The emergence of all-oral regimens for HCV treatment with increasingly sophisticated agents such as sofosbuvir and simeprevir will dramatically alter the management of HCV patients. In view of the improvement in sustained virologic response rates with these treatments, and since most HCV-infected persons have no symptoms, the US Centers for Disease Control and Prevention29 recently recommended one-time testing of the cohort in which the prevalence of HCV infection is highest: all persons born between 1945 and 1965. This undoubtedly will increase the detection of this infection—and the number of new patients expecting treatment.
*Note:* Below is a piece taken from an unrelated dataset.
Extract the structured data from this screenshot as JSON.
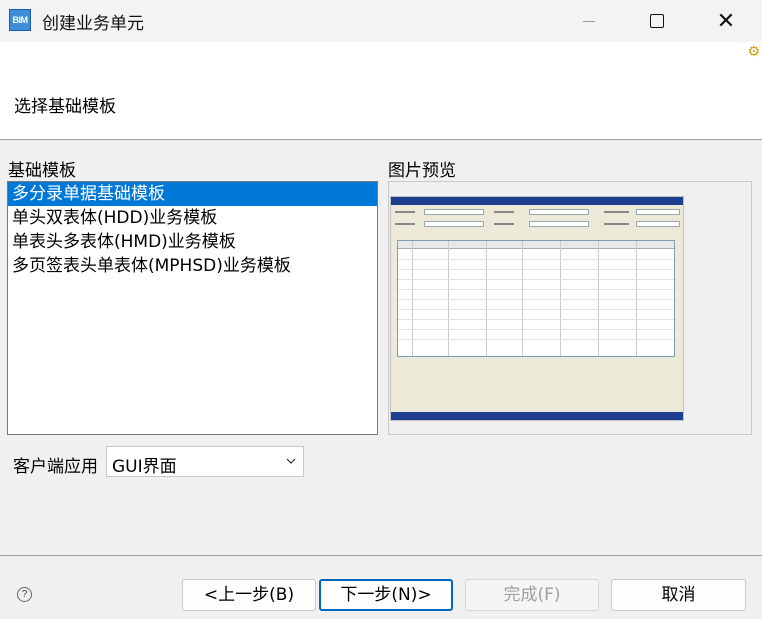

Future drugs promise further improvements (Table 6).30–35 Advances in knowledge of the HCV molecular structure have led to the development of numerous direct-acting antiviral agents with very specific viral targets. A second wave of protease inhibitors and of nucleoside and nonnucleoside polymerase inhibitors will soon be available. Inhibitors of NS5A (a protein important in the assembly of the viral replication complex) such as daclatasvir and ledipasvir, are currently in phase 3 clinical trials. Other viral proteins involved in assembly of the virus, including the core protein and p7, are being explored as drug targets. In addition, inhibiting host targets such as cyclophilin A and miR122 has gained traction recently, with specific agents currently in phase 2 and 3 clinical trials.

Factors that previously were major determinants of response to treatment, such as IL28B genotype, viral load, race, age, extent of fibrosis, and genotype 1 subtypes, will become much less important with the introduction of highly potent direct-acting antiviral agents.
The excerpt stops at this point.